A quelques mois de la prochaine élection présidentielle, celle d’octobre 2025, le premier secrétaire du Peuple uni pour la rénovation sociale (Purs) est volontiers présenté comme un panafricaniste sur le tard. La preuve même que ce candidat malheureux à la présidentielle de 2018 ne passe plus inaperçu dans le landernau politique camerounais bien trop surchargé. Certains d’être épié, il a accepté de répondre à l’invitation du programme Orin Talk Po du cabinet Orin Consulting afin de répondre aux questions des Camerounais de tous bords. Entretien.

Lorsque nous avons annoncé votre participation à cette discussion citoyenne et républicaine, une interrogation revenait sans cesse : Où était-il ? Que faisait-il ? Où était le Purs ? Est-ce seulement à l’approche des élections que les opposants décident de faire campagne ? De 2018 à presque 2025, soit sept années, le Purs, bien que souvent mentionné, semble peu impliqué dans le débat politique national. Pourtant, Espoir Matomba, je me rappelle qu’en 2018, le Purs était particulièrement actif sur les questions électorales et politiques. Le parti avait une présence remarquée et proposait des documents, des visions et des réflexions. Mais depuis 2018, il semble que cette dynamique ait été rompue. Pourquoi ? Où étiez-vous ?

Je pense que c’est une question que j’ai l’habitude de voir surgir sur les réseaux sociaux et ailleurs. Pourtant, lorsque l’on creuse réellement, on se rend compte que le Purs œuvre en permanence. Le Purs n’est pas un parti événementiel, il ne rend pas toutes ses actions publiques à chaque instant. Certes, le Purs ne réagit pas à chaque sujet, car il existe ce qu’on appelle la réserve en politique et la maîtrise des sujets. Lorsque l’on aspire à incarner la stature d’un homme d’État ou à construire un parti pour transformer le système, on ne se lance pas dans des discours superficiels. Depuis 2018, après les élections, nous avons immédiatement attaqué le code électoral. Nous avons invité d’autres partis politiques à nous rejoindre, certains ont répondu, d’autres ont tergiversé puis ont finalement suivi notre démarche. Juste après les élections, nous avons engagé des discussions avec le président de l’Assemblée, Elecam, des membres du gouvernement, et bien d’autres. En 2020, nous avons participé aux élections et mené plusieurs actions sur des sujets que nous jugions utiles et nécessaires. Ceux qui se demandent où était le Purs sont souvent les mêmes qui critiquaient son intervention sur tous les sujets, notamment lorsqu’il s’agissait de vacances du pouvoir ou de scandales montés de toutes pièces. Durant la pandémie de COVID-19, nous avons été actifs, refusant précipitamment les vaccins et prônant l’utilisation de la pharmacopée africaine. Nous ne sommes pas absents, nous analysons les dossiers en profondeur avec des spécialistes avant de nous prononcer. Par exemple, concernant le prétendu scandale d’Olembe, nous avons adopté une position distincte. Il est essentiel de comprendre que certaines distractions médiatiques sont orchestrées pour détourner l’attention du public. Nous devons être vigilants face à ces manœuvres et ne pas réagir de la même manière que les autres. Le Purs est présent, il travaille, et son action s’inscrit dans une stratégie réfléchie et durable. Nous avons appris de nos erreurs passées et choisi de manifester notre présence de manière plus soutenue à certains moments, tout en intervenant sur des sujets cruciaux pour la nation. Chaque prise de parole du Purs déclenche une réaction des gouvernants, témoignant de notre impact réel.
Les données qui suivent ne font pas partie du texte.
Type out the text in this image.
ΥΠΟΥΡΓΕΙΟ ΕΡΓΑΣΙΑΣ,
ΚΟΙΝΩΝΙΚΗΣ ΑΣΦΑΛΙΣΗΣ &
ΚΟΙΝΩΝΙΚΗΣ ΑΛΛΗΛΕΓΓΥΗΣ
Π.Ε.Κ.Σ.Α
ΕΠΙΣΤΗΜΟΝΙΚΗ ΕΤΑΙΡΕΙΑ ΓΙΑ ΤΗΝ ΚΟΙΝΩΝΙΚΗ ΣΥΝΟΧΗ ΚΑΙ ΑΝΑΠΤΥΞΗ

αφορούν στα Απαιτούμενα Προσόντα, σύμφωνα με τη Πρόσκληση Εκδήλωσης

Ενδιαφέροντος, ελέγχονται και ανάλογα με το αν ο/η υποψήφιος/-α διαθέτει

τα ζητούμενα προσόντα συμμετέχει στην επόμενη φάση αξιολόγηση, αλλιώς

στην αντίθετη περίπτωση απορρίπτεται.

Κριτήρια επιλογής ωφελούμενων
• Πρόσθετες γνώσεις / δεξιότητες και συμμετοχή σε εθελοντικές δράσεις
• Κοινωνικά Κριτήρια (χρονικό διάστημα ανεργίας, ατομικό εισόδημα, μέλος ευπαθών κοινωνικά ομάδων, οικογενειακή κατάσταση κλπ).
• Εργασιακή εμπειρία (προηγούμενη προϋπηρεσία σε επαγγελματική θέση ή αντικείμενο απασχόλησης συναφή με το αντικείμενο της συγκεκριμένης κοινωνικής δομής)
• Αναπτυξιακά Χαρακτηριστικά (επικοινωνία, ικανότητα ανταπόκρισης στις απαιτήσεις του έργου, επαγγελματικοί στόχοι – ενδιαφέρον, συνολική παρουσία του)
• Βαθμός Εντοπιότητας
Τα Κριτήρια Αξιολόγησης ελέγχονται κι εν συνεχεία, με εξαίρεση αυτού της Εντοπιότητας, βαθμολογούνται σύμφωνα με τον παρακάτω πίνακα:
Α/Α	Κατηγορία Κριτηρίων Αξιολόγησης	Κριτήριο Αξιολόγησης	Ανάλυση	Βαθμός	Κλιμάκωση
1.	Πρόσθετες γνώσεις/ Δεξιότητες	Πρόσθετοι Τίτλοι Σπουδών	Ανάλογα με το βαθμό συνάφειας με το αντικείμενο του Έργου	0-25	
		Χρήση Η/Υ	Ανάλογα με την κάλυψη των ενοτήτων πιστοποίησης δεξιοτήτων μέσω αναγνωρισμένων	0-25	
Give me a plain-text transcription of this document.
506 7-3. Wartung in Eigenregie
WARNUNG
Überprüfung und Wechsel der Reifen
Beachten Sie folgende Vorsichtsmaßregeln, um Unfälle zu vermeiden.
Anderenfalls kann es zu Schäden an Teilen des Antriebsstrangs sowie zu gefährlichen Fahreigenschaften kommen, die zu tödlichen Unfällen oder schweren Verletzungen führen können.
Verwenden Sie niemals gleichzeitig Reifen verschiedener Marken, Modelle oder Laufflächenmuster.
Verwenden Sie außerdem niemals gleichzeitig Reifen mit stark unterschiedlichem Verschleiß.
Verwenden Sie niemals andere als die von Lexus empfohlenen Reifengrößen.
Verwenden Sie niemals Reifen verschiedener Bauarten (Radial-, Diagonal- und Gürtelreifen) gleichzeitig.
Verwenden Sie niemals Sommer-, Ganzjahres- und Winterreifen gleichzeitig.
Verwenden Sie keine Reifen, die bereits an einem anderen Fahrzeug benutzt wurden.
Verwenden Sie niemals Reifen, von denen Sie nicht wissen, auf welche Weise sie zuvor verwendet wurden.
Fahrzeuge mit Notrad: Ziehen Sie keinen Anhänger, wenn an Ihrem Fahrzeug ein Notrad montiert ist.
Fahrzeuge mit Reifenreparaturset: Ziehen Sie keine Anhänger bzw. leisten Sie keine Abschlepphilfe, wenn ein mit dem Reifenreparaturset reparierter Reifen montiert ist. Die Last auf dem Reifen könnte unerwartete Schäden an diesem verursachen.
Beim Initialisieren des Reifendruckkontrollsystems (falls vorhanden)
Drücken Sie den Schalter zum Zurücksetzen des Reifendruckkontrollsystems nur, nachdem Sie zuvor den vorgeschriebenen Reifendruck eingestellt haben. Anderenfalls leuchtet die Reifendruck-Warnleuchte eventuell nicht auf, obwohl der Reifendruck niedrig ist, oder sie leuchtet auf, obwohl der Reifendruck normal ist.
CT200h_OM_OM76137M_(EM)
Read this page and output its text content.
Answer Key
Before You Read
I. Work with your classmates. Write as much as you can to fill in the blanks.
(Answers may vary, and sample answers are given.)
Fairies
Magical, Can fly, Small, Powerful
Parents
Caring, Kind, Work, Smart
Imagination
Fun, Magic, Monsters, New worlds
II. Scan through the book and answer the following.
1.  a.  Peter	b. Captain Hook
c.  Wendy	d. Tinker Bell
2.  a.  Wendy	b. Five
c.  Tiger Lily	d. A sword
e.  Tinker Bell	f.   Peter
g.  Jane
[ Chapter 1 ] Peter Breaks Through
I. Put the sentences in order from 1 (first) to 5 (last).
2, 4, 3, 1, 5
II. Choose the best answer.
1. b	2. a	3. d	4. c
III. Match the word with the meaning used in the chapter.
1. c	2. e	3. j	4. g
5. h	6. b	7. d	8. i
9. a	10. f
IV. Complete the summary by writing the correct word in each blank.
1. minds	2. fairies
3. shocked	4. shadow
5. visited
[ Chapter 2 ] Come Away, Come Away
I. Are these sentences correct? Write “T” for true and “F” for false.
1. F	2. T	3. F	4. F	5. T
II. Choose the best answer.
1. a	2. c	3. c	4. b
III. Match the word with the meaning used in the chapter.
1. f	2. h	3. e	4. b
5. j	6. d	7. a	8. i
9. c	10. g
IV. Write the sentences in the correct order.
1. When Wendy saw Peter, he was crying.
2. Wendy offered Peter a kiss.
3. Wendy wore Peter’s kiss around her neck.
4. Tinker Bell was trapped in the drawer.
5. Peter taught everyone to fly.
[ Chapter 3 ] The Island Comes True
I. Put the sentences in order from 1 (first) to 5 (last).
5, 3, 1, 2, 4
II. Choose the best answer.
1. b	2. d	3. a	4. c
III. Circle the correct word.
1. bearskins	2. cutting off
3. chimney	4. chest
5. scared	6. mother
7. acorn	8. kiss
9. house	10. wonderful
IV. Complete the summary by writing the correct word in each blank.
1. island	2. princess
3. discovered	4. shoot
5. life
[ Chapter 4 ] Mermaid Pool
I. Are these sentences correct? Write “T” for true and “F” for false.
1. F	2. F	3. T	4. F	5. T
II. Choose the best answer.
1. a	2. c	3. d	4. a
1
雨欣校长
Vous avez mentionné que le pouvoir en place excelle dans l’art de la distraction et que tous les sujets ne captent pas l’intérêt du Purs. Pouvez-vous nous éclairer sur les sujets qui retiennent l’attention du Purs ? Sur quels domaines travaille-t-il ? Et quelle est la dernière proposition structurelle avancée par le Purs ?

Effectivement, le Purs se concentre sur les questions cruciales de la vie des Camerounais. Nous nous attaquons aux problèmes essentiels, tels que l’accès à l’eau, à l’électricité et autres besoins fondamentaux, qui, bien que semblant basiques, restent des enjeux majeurs dans notre société. Pour le Purs, la politique ne se limite pas aux périodes électorales ; il s’agit de répondre aux préoccupations quotidiennes de la population et de proposer des solutions concrètes. Notre démarche s’inscrit dans une volonté de rupture avec le système en place. Nous prônons la refondation du pays, car nous estimons qu’il est nécessaire de repartir de zéro pour reconstruire sur des bases solides. Le Cameroun traverse des problèmes profonds qui touchent tous les secteurs de la société. Aucun domaine ne fonctionne correctement en raison des dysfonctionnements systémiques. C’est pourquoi nous travaillons activement sur l’actualisation de notre projet de société, axé sur la refondation du pays. Ce projet englobe la réforme de la Constitution, du système économique, éducatif, culturel, et bien d’autres. Nous ne cherchons pas simplement à réformer les différents secteurs, mais à les refonder pour un changement radical et durable. Le Purs s’engage à créer un meilleur avenir pour les Camerounais en leur offrant des conditions de vie améliorées et en les préservant des injustices. Nous sommes pour une rupture constructive.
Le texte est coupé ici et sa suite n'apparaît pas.